Es war insbesondere der Bund, in Person des Bundesinnenministerium, des Beschaffungsamts des BMI und des Bundeskriminalamts, das der Monopolisierung den Weg bereitet hat:

  • Rola-Systeme wurden – entgegen dem Vergaberecht freihändig – beschafft, um das Bundeskriminalamt flächendeckend mit einem Fallbearbeitungssystem auszustatten. Dafür wurden seit 2005 4,700 Mio Euro gezahlt [4]
  • Kurz darauf folgte die flächendeckende Ausstattung der Bundespolizei, wiederum ohne Ausschreibung. 2011 zahlte der Bund dafür weitere 4,389 Mio Euro. [4]
  • Für Softwarepflege und Zusatzmodule beim BKA und der Bundespolizei flossen bis Ende 2014 weitere 4,076 Mio Euro an Rola [a].
  • Als IT-System für eine Gemeinsame Ermittlungsdatei im Staatsschutz (GED) – „Zwischenlösung“ wurde erneut – freihändig – ein Auftrag an Rola vergeben. Der belief sich auf 1,436 Mio Euro für die Beschaffung und 378.500 Euro für die Softwarepflege bis Ende 2015 [in a]. Diese GED-Zwischenlösung sollte zum Beispiel nach einem terroristischen Anschlag vom Bund und den Ländern gemeinsam mit Informationen bestückt werden. Obwohl der Mehrzahl der Bundesländer mit Rola-Systemen arbeiteten, gab es keine direkte Datenübertragung aus den Fallbearbeitungssystemen der Länder an die GED. Der Bund stellte den Ländern daher so genannte Terminal Server zur Verfügung.
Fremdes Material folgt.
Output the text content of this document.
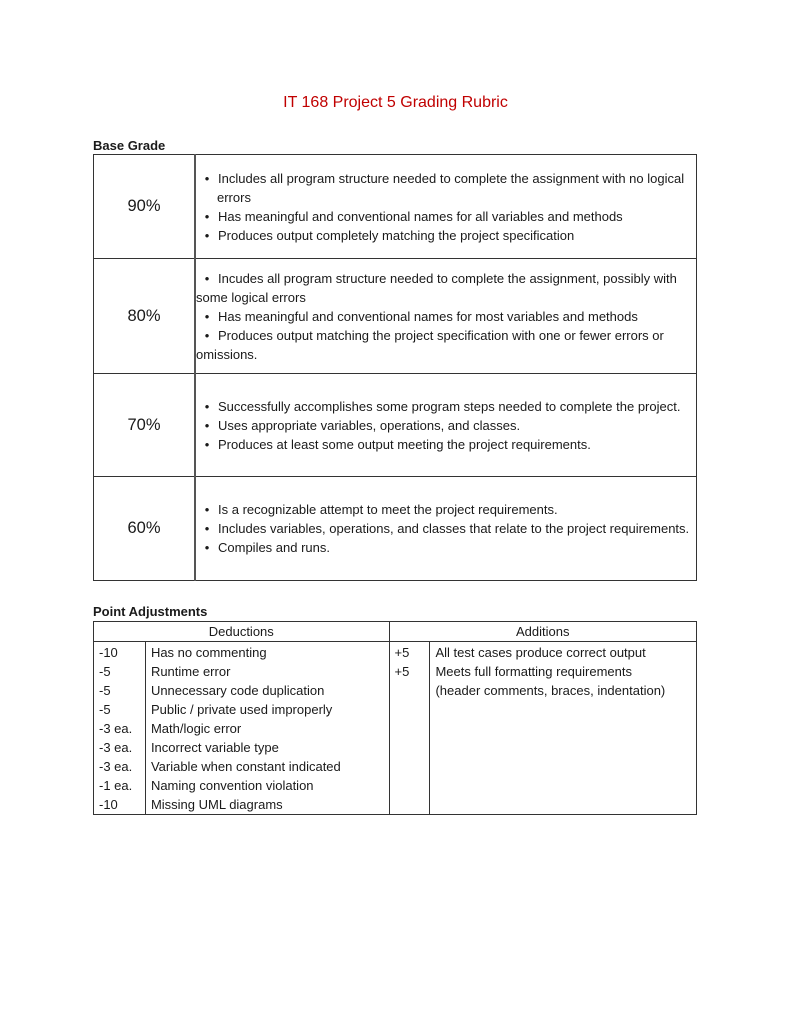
IT 168 Project 5 Grading Rubric
Base Grade
90%	• Includes all program structure needed to complete the assignment with no logical errors
• Has meaningful and conventional names for all variables and methods
• Produces output completely matching the project specification

80%	• Incudes all program structure needed to complete the assignment, possibly with some logical errors
• Has meaningful and conventional names for most variables and methods
• Produces output matching the project specification with one or fewer errors or omissions.

70%	• Successfully accomplishes some program steps needed to complete the project.
• Uses appropriate variables, operations, and classes.
• Produces at least some output meeting the project requirements.

60%	• Is a recognizable attempt to meet the project requirements.
• Includes variables, operations, and classes that relate to the project requirements.
• Compiles and runs.
Point Adjustments
Deductions		Additions	
-10	Has no commenting	+5	All test cases produce correct output
-5	Runtime error	+5	Meets full formatting requirements
-5	Unnecessary code duplication		(header comments, braces, indentation)
-5	Public / private used improperly		
-3 ea.	Math/logic error		
-3 ea.	Incorrect variable type		
-3 ea.	Variable when constant indicated		
-1 ea.	Naming convention violation		
-10	Missing UML diagrams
Die nach einem terroristischen Anschlag – erfahrungsgemäß in den Polizeibehörden eine Zeit von besonderer Ruhe und Kontemplation – – genutzt werden sollen, um die Informationen aus dem jeweiligen Land an diesen „Terminals“ noch einmal zu erfassen und damit an den Bund zu übertragen [5].
  • Auch noch das Bundesamt für Verfassungsschutz wurde mit Datenbank- und Ermittlungssoftware von Rola ausgestattet. Dort heißt das System NADIS-Neu, was dafür gezahlt wurde, ist geheim. Mit NADIS-Neu wurden dann auch noch die Landesämter für Verfassungsschutz ausgestattet.
  • Und auch der Bundesnachrichtendienst, so heißt es, setzt Systeme der Firma Rola ein. Auch diese Ausgaben gibt die Bundesregierung nicht bekannt [in a].
  • 2014 erreichte diese Shopping-Gala des Bundes bei der Firma Rola dann ihren vorläufigen Höhepunkt damit, dass das Zentralsystem für den neuen Bund-Länder-Verbund der Polizeibehörden, den Polizeilichen Information- und Analyseverbunds (PIAV), auch noch bei Rola eingekauft wurde. Und zum dritten Mal sind die Ausgaben öffentlich nicht bekannt [6].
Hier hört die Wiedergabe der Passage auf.